Comment 7 Adam Jackson 2009-08-24 12:24:41 UTC
Mass version move, cvs -> git
Comment 8 Michel Dänzer 2011-02-09 02:05:04 UTC
Does this work better now? FWIW, the Mesa demos repository contains a demo src/xdemos/corender which seems to work perfectly here with both the classic and Gallium r300 drivers.
Comment 9 Wolfgang Draxinger 2011-11-08 06:42:35 UTC
Indeed a single drawable may have serveral OpenGL render contexts on it, which also may be active in multiple threads at the same time. This is a common setup to allow for such things like uploading texture or buffer object data, while other threads are blocking, say in glXSwapBuffers. Blocking glXSwapBuffers on V-Sync may give up to 1/50th (say if someone slightly missed a previous frame's retrace deadline) of free CPU and GPU time, which is worth using.

But as soon as you go about drawing to the same drawable from multiple render contexts you're begging for trouble. Effectively the target framebuffer is a mutually exclusive, but shared resource, so the driver constantly has to switch locks, and of course the whole rendering process (sending geometry, etc.) is just one big race condition. The bug submitter's test case is just a perfect example for such a race condition.

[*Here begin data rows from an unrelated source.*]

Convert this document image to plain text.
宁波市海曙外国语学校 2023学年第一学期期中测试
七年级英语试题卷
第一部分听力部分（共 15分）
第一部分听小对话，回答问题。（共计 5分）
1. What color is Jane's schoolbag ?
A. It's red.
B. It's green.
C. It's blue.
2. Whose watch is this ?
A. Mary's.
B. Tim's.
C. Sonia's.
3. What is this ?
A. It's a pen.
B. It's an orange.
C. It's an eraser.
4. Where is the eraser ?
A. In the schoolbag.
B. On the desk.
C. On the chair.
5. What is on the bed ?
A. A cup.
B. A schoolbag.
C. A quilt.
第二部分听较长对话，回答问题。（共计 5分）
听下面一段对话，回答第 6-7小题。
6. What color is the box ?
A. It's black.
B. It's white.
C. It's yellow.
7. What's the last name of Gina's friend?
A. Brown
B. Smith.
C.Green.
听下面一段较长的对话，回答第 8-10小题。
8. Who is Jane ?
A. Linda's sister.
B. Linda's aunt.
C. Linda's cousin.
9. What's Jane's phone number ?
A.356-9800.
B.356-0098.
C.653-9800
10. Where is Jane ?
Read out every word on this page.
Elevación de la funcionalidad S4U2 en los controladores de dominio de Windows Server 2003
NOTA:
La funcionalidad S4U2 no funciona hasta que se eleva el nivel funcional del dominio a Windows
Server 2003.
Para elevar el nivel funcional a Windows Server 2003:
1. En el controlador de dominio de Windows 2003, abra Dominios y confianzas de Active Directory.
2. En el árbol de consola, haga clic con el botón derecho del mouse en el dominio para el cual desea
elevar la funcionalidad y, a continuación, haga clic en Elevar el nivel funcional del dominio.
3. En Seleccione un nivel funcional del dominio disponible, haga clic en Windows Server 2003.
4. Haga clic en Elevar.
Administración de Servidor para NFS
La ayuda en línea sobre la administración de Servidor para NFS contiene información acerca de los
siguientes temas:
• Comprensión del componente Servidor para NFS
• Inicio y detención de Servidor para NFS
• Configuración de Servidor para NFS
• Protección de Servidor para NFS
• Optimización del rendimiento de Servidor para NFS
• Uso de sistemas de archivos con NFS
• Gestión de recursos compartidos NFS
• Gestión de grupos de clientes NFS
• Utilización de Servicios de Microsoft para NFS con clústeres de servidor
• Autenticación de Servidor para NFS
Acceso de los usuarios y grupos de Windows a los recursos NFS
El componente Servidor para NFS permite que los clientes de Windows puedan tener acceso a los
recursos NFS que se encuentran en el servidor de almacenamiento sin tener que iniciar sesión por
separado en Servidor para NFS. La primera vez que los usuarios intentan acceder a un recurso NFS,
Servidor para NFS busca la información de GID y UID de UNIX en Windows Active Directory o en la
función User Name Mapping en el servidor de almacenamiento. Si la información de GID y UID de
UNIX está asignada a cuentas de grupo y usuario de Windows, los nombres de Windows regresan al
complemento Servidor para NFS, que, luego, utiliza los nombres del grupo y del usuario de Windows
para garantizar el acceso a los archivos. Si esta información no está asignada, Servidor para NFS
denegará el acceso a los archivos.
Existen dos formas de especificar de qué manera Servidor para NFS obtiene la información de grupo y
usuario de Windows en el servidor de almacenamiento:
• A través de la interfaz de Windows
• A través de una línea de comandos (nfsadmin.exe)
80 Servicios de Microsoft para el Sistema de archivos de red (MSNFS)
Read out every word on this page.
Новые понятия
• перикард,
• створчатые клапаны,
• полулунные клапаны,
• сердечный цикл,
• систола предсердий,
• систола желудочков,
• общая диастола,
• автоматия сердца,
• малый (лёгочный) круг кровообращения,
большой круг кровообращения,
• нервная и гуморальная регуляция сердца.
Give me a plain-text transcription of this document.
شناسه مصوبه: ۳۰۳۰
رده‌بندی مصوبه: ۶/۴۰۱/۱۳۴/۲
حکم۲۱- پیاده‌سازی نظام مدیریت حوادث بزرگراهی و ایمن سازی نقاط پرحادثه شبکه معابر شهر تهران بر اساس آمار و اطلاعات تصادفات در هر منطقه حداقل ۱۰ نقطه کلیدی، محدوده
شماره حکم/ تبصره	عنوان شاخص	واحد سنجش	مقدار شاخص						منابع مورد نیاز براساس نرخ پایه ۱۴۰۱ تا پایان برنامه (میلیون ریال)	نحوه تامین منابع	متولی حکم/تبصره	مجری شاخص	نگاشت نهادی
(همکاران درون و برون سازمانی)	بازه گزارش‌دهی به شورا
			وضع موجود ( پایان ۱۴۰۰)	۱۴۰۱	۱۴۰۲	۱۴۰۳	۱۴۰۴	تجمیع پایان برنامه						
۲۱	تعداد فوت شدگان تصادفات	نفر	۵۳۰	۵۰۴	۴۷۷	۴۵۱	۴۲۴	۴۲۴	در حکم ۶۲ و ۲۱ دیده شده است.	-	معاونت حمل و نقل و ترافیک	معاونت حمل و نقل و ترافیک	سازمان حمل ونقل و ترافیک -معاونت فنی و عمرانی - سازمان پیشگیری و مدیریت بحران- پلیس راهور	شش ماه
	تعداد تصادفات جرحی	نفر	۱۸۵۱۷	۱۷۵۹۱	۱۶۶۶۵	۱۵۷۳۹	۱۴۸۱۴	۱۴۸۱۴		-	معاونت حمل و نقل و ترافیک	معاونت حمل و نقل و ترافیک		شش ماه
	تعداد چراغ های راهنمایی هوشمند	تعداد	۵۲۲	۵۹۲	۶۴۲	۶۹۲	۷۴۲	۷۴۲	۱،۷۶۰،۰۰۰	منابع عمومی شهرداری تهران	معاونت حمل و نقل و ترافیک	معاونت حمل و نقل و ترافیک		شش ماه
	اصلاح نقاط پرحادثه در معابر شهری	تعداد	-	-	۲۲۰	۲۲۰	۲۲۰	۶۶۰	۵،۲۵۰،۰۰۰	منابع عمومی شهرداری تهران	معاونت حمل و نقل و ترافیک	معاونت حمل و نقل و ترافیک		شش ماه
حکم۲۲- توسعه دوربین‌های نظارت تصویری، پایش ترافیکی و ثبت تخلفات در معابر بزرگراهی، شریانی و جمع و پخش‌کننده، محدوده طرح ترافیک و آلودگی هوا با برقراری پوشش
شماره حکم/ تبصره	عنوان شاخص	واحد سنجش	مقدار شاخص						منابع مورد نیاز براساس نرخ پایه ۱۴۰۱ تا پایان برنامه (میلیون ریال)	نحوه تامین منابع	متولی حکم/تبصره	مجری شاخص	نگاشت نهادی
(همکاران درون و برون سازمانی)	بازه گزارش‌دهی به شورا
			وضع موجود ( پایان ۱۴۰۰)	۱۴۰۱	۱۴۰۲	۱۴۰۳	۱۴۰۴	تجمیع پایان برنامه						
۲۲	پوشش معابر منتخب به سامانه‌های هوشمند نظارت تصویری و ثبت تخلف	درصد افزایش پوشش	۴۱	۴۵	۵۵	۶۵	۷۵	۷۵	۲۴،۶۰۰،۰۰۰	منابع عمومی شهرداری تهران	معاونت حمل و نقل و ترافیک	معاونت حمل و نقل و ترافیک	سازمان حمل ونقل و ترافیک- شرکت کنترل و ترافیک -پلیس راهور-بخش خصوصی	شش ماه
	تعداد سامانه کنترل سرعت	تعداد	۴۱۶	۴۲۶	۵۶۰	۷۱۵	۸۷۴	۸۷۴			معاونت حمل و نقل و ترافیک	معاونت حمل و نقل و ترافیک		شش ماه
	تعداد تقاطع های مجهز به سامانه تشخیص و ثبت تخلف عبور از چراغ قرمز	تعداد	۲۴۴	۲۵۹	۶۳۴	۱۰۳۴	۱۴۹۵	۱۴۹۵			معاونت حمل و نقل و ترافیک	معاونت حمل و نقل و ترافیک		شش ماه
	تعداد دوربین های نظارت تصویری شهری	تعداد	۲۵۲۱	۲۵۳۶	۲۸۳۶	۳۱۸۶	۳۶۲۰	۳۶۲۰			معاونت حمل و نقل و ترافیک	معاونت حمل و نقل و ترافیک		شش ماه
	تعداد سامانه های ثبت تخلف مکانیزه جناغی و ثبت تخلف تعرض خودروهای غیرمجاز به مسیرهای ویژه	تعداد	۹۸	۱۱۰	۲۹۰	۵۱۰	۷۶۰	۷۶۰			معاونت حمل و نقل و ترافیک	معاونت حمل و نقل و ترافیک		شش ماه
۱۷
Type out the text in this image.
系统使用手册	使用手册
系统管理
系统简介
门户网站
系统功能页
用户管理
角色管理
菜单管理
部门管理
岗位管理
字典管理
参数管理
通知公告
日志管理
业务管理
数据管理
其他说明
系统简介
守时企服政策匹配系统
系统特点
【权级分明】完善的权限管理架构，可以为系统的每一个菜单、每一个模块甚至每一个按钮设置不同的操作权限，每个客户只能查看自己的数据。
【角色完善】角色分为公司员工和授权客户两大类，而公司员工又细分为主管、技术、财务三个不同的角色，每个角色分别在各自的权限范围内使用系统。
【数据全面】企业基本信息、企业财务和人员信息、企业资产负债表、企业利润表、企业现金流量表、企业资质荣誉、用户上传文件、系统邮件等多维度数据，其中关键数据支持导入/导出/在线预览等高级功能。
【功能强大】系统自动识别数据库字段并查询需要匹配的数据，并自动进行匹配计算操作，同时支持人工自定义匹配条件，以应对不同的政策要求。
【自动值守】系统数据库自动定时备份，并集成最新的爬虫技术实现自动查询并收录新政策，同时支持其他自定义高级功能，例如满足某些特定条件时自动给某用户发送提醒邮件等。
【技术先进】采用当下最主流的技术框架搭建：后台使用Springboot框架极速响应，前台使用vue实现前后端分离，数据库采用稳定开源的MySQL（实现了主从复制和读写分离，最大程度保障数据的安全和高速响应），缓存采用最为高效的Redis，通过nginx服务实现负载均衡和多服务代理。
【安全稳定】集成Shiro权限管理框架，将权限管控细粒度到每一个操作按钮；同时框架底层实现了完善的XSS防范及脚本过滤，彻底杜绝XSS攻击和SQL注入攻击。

Now I see, that the original application is D3D9 multithreaded rendering emulation. Personally I never experienced (native) D3D9 multithreaded rendering usefull for something else like generating render-to-texture content. Anyway: It is right that OpenGL contexts can be used from only one thread at a time, BUT THEY ARE NOT BOUND TO A SPECIFIC THREAD! Once can unbind the context from one thread, and rebind it to another:

thread_A:
    glXMakeContextCurrent(display, drawable, drawable, NULL)
    signal_thread(thread_B, "context released")

thread_B:
    wait_for_signal("context released")
    glXMakeContextCurrent(display, drawable, drawable, context);

It may also be worthwile for the D3D9 emulator to use a PBuffer drawable (maybe in combination with a FBO, featuring depth texture attachments); instead of glXSwapBuffer at the and of each thread signal that each threads composition layer has been finished and only the last finishing thread should then collect all intermediary pictures and combine them into a composition, implementing things like depth testing and the like there.